Tarihsel yöntemin tek dezavantajı, standart sapmanın kullanımı gibi histogramın heteroskedastisitenin potansiyel etkisinden muzdarip olmasıdır. Ancak, yatırımcılar geçmiş performansın gelecekteki getirilerin göstergesi olmadığını anlaması gerektiği için bu sürpriz olmamalıdır. Her halükarda, bu tek uyarı ile bile, tarihsel yöntem hala yatırım riskinin mükemmel bir temel ölçüsüdür ve yatırımcılar tarafından yatırım fırsatlarıyla ilişkili potansiyel kazanç ve kayıpların büyüklüğünü ve sıklığını değerlendirmek için kullanılmalıdır.
Metodoloji Uygulaması
Yatırımcılar yatırımlarının risk özelliklerini incelemelerine yardımcı olmak için nasıl bir histogram oluştururlar?
Bir öneri, yatırım yönetimi şirketlerinden yatırım performansı bilgisi istemektir. Bununla birlikte, gerekli bilgiler, tipik olarak çeşitli kaynaklar aracılığıyla bulunan yatırım varlığının aylık kapanış fiyatının toplanması ve daha sonra yatırım performansının manuel olarak hesaplanmasıyla da elde edilebilir.

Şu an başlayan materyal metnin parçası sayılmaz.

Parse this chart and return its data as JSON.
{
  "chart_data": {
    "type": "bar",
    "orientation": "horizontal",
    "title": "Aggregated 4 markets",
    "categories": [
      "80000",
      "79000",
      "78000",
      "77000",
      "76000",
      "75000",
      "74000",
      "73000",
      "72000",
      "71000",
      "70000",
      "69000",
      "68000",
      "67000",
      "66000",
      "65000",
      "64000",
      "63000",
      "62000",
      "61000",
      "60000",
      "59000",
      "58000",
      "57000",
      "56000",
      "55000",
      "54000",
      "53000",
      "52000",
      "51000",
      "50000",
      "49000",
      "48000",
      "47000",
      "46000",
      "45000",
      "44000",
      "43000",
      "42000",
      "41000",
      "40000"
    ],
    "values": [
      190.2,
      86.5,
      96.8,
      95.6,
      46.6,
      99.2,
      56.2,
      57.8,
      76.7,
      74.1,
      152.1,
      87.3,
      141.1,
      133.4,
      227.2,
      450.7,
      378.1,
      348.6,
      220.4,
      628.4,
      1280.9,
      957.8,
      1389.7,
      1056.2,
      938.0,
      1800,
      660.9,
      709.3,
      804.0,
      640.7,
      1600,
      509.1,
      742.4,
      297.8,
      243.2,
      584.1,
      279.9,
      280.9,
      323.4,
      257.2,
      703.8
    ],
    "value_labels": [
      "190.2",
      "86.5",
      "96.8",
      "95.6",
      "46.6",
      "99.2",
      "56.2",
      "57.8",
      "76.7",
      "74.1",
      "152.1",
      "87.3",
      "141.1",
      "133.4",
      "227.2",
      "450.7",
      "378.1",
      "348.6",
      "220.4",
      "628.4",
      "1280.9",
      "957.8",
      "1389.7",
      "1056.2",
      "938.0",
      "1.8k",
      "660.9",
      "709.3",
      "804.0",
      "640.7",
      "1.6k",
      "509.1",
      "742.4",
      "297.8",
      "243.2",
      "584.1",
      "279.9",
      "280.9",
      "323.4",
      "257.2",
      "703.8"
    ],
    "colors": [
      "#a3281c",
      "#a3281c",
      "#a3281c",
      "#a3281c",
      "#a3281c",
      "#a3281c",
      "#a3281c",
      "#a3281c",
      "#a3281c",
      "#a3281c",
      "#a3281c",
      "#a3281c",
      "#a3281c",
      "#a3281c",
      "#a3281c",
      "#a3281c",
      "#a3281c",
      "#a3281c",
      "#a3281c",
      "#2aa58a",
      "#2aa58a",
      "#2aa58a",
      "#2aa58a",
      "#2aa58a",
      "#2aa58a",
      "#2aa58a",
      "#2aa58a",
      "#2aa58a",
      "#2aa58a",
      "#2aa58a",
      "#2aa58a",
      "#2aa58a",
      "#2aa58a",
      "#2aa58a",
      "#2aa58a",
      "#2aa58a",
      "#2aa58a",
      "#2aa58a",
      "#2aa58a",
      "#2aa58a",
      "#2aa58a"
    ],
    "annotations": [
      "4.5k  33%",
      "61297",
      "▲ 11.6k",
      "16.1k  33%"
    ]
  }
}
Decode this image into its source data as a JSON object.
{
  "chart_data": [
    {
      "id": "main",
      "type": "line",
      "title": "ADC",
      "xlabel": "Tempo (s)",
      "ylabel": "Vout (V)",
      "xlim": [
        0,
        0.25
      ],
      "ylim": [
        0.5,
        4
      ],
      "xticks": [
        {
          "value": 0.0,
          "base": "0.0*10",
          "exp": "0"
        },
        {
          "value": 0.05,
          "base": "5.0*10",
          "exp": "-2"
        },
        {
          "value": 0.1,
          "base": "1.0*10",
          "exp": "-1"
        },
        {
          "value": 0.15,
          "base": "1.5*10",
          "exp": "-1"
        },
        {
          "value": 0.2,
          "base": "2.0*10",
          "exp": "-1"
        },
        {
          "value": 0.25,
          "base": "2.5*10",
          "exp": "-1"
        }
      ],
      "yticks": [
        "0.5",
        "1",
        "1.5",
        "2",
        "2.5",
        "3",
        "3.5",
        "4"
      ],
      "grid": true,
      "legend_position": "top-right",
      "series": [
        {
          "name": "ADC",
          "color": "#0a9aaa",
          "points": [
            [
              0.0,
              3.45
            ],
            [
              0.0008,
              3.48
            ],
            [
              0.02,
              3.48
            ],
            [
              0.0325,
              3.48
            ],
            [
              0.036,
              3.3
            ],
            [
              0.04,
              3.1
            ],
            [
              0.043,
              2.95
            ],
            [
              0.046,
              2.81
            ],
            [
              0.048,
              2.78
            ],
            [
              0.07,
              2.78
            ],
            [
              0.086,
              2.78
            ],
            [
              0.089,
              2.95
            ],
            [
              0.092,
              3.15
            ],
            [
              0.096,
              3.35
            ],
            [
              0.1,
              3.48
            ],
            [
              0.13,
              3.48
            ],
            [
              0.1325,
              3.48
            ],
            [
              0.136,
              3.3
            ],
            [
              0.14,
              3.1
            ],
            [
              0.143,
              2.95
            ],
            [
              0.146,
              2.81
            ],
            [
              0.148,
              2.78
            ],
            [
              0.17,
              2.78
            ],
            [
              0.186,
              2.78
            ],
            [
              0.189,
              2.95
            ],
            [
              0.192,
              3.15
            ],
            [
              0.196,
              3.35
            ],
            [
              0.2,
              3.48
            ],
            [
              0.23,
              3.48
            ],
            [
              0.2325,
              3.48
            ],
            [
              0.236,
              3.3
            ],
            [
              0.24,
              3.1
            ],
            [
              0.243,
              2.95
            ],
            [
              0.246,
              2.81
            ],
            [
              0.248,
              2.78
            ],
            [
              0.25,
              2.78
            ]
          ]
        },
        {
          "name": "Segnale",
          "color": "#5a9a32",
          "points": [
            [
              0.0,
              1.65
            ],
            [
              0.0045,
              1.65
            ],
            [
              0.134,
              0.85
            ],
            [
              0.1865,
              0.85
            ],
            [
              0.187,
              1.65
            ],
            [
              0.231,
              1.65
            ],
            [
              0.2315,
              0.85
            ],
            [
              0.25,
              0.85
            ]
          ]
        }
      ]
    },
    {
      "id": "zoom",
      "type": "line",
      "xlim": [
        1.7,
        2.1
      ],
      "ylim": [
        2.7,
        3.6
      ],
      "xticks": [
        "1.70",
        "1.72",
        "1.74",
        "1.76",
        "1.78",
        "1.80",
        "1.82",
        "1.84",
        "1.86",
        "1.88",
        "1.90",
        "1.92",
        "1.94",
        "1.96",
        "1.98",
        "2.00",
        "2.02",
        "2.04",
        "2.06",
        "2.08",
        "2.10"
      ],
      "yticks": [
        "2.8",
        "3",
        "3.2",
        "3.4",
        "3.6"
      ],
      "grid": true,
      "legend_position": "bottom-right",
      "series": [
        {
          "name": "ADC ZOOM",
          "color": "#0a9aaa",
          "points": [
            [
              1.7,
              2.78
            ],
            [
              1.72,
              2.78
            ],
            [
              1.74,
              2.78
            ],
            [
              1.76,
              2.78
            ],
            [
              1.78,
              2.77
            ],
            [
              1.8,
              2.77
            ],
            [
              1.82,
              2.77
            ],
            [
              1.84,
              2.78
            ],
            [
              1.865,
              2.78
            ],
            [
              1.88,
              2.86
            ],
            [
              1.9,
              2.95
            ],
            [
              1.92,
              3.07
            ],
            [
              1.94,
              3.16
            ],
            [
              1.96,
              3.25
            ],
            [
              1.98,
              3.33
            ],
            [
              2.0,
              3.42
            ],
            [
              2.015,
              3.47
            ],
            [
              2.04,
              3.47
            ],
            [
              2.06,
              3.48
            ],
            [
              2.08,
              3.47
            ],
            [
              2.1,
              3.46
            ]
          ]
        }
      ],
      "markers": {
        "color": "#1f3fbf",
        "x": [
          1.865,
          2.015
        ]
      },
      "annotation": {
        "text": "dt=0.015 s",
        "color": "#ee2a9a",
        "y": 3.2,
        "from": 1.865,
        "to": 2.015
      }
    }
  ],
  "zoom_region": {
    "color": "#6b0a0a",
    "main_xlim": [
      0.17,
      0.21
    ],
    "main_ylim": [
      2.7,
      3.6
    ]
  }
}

Performans bilgileri toplandıktan veya manuel olarak hesaplandıktan sonra, veriler Microsoft Excel gibi bir yazılım paketine içe aktarılarak ve yazılımın veri analizi eklenti özelliği kullanılarak bir histogram oluşturulabilir. Bu metodolojiyi kullanarak, yatırımcılar kolayca bir histogram oluşturabilmeli, bu da yatırım fırsatlarının gerçek oynaklığını ölçmelerine yardımcı olmalıdır.
Alt çizgi
Pratik anlamda, bir histogramın kullanılması yatırımcıların yatırım riskini yıllık bazda kazanmaya veya kaybetmeye çalıştıkları para miktarını ölçmelerine yardımcı olacak şekilde incelemesine izin vermelidir. Bu tür gerçek dünya uygulanabilirliği göz önüne alındığında, piyasalar dramatik bir şekilde dalgalandıklarında yatırımcılar daha az şaşırırlar ve bu nedenle tüm ekonomik ortamlarda yatırım maruziyetlerinden çok daha fazla içerik hissetmelidirler.